After discovering a few interesting-looking rocks with distinct, white scales on the surface, Shubin and his field colleague Ted Daeschler, PhD, from the Academy of Natural Sciences of Drexel University, went to a quarry and collected the specimens there. But as the team concentrated on preparing Tiktaalik, they remained mainly untouched in storage.
The discovery of Qikiqtania became the subject of another pandemic myth fifteen years later. In March 2020, postdoctoral scientists Tom Stewart, PhD, and Justin Lemberg, PhD, CT-scanned one of the larger rock specimens and discovered that it featured a pectoral fin.
Sadly, they were unable to obtain a high-resolution image of it because it was too deep into the rock, and as the epidemic forced labs to close, they were also unable to do much more with it.
“We were trying to collect as much CT-data of the material as we could before the lockdown, and the very last piece we scanned was a large, unassuming block with only a few flecks of scales visible from the surface,” said Lemberg, who is now doing cultural resource management fieldwork in Southern California.
“We could hardly believe it when the first, grainy images of a pectoral fin came into view. We knew we could collect a better scan of the block if we had the time, but that was March 13th, 2020, and the University shut down all non-essential operations the following week.”
They got in touch with Mark Webster, PhD, Associate Professor of Geophysical Sciences, who had access to a saw that could remove portions from the specimen so that a CT scanner could come closer and produce a better image, in the summer of 2020 when campus facilities reopened.
In order to facilitate an exchange, Stewart and Lemberg meticulously delineated the block’s boundaries and set up shop outside their lab in Culver Hall. The resultant photos showed a virtually whole upper arm and pectoral fin, including the recognizable humerus bone.

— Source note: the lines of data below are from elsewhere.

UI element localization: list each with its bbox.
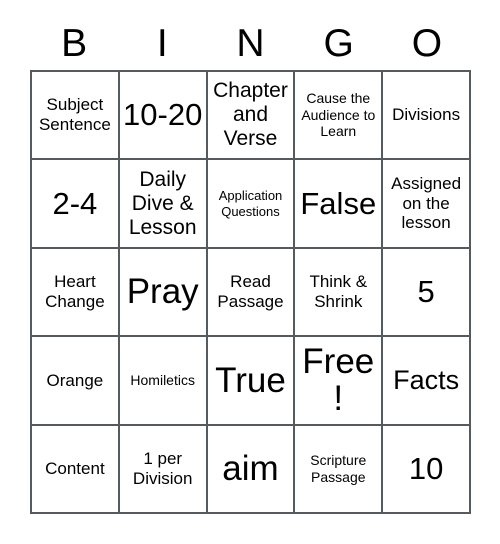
bingo-cell-r1c4[interactable]: Cause the Audience to Learn (295, 72, 384, 161)
bingo-cell-r1c5[interactable]: Divisions (383, 72, 471, 161)
bingo-cell-r4c3[interactable]: True (207, 337, 296, 426)
bingo-row: 2-4 Daily Dive & Lesson Application Ques… (32, 160, 471, 249)
bingo-cell-label: Free! (302, 342, 375, 419)
bingo-row: Heart Change Pray Read Passage Think & S… (32, 248, 471, 338)
bingo-cell-r5c5[interactable]: 10 (383, 425, 471, 515)
bingo-cell-r2c1[interactable]: 2-4 (32, 160, 120, 249)
bingo-cell-label: Heart Change (45, 272, 105, 312)
bingo-cell-label: 10 (408, 450, 444, 486)
bingo-header-row: B I N G O (30, 18, 471, 68)
bingo-cell-free-space[interactable]: Free! (295, 337, 384, 426)
bingo-cell-r3c2[interactable]: Pray (119, 248, 208, 338)
bingo-cell-r4c1[interactable]: Orange (32, 337, 120, 426)
bingo-cell-label: Facts (393, 365, 460, 396)
bingo-cell-label: 2-4 (52, 185, 98, 221)
bingo-cell-r5c2[interactable]: 1 per Division (119, 425, 208, 515)
bingo-header-letter-i: I (156, 21, 168, 65)
bingo-cell-label: aim (222, 449, 279, 489)
bingo-cell-label: Read Passage (217, 272, 284, 312)
bingo-header-letter-o: O (411, 21, 443, 65)
bingo-cell-r2c5[interactable]: Assigned on the lesson (383, 160, 471, 249)
bingo-cell-label: Content (45, 458, 105, 478)
bingo-cell-r1c3[interactable]: Chapter and Verse (207, 72, 296, 161)
bingo-cell-label: Scripture Passage (310, 452, 367, 485)
bingo-cell-label: Application Questions (218, 188, 283, 219)
bingo-cell-r5c3[interactable]: aim (207, 425, 296, 515)
bingo-cell-r4c5[interactable]: Facts (383, 337, 471, 426)
bingo-cell-r3c1[interactable]: Heart Change (32, 248, 120, 338)
bingo-cell-label: Chapter and Verse (213, 79, 288, 151)
bingo-cell-label: 1 per Division (132, 449, 193, 488)
bingo-cell-r2c2[interactable]: Daily Dive & Lesson (119, 160, 208, 249)
bingo-cell-r5c1[interactable]: Content (32, 425, 120, 515)
bingo-cell-r2c4[interactable]: False (295, 160, 384, 249)
bingo-cell-label: Divisions (392, 105, 461, 125)
bingo-cell-r3c4[interactable]: Think & Shrink (295, 248, 384, 338)
bingo-cell-label: Homiletics (130, 372, 195, 389)
bingo-cell-label: Daily Dive & Lesson (128, 167, 197, 239)
bingo-card: B I N G O Subject Sentence 10-20 Chapter… (0, 0, 500, 544)
bingo-cell-label: Orange (46, 370, 104, 390)
bingo-cell-r2c3[interactable]: Application Questions (207, 160, 296, 249)
bingo-header-letter-b: B (61, 21, 88, 65)
bingo-cell-label: 10-20 (123, 97, 203, 133)
bingo-cell-label: False (300, 185, 377, 221)
bingo-cell-r3c5[interactable]: 5 (383, 248, 471, 338)
bingo-cell-label: Subject Sentence (38, 95, 111, 135)
bingo-cell-label: Think & Shrink (309, 272, 368, 312)
bingo-header-letter-g: G (323, 21, 354, 65)
bingo-header-letter-n: N (236, 21, 265, 65)
bingo-cell-label: Pray (126, 272, 199, 312)
bingo-grid: Subject Sentence 10-20 Chapter and Verse… (30, 70, 471, 515)
bingo-cell-r1c2[interactable]: 10-20 (119, 72, 208, 161)
bingo-cell-label: Cause the Audience to Learn (301, 90, 376, 140)
bingo-cell-label: Assigned on the lesson (391, 174, 462, 233)
bingo-cell-r1c1[interactable]: Subject Sentence (32, 72, 120, 161)
bingo-row: Subject Sentence 10-20 Chapter and Verse… (32, 72, 471, 161)
bingo-row: Content 1 per Division aim Scripture Pas… (32, 425, 471, 515)
bingo-cell-r5c4[interactable]: Scripture Passage (295, 425, 384, 515)
bingo-cell-label: True (215, 360, 286, 400)
bingo-cell-r4c2[interactable]: Homiletics (119, 337, 208, 426)
bingo-cell-r3c3[interactable]: Read Passage (207, 248, 296, 338)
bingo-cell-label: 5 (417, 273, 435, 309)
bingo-row: Orange Homiletics True Free! Facts (32, 337, 471, 426)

“That’s what blew our minds,” Shubin said. “This was by no means a fascinating block at first, but we realized during the COVID lockdown when we couldn’t get in the lab that the original scan wasn’t good enough and we needed to trim the block. And when we did, look at what happened. It gave us something exciting to work on during the pandemic. It’s a fabulous story.”
Glimpses into vertebrate history
Tiktaalik and Qikiqtania are only somewhat older than one another. According to the team’s examination of its position on the evolutionary tree, it, like Tiktaalik, is situated close to the oldest known organisms with finger-like digits.
Qikiqtania had a distinctive pectoral fin that was more suited to swimming, but it wasn’t fully fish-like. Different from the jointed, muscled legs or fan-shaped fins we see in modern tetrapods and fish, its curving paddle shape was a distinctive adaption.
The Qikiqtania demonstrates that some animals continued on a different course that eventually didn’t work out, contrary to the common belief that animals evolved in a straight line from their prehistoric beginnings to some living creatures today. For those who wished Tiktaalik had remained in the sea with it, perhaps this serves as a lesson.
“Tiktaalik is often treated as a transitional animal because it’s easy to see the stepwise pattern of changes from life in the water to life on land. But we know that in evolution things aren’t always so simple,” said Stewart, who will be joining the faculty at Penn State University this summer.
“We don’t often get glimpses into this part of vertebrate history. Now we’re starting to uncover that diversity and to get a sense of the ecology and unique adaptations of these animals. It’s more than simple transformation with just a limited number of species.”
The research was supported by the Brinson Foundation, the Academy of Natural Sciences of Drexel University, the University of Chicago Biological Sciences Division, the Polar Continental Shelf Program of Natural Resources Canada, the Nunavut Department of Culture and Heritage, the Hamlet of Grise Fiord and its Iviq Hunters and Trappers Association, and the National Science Foundation.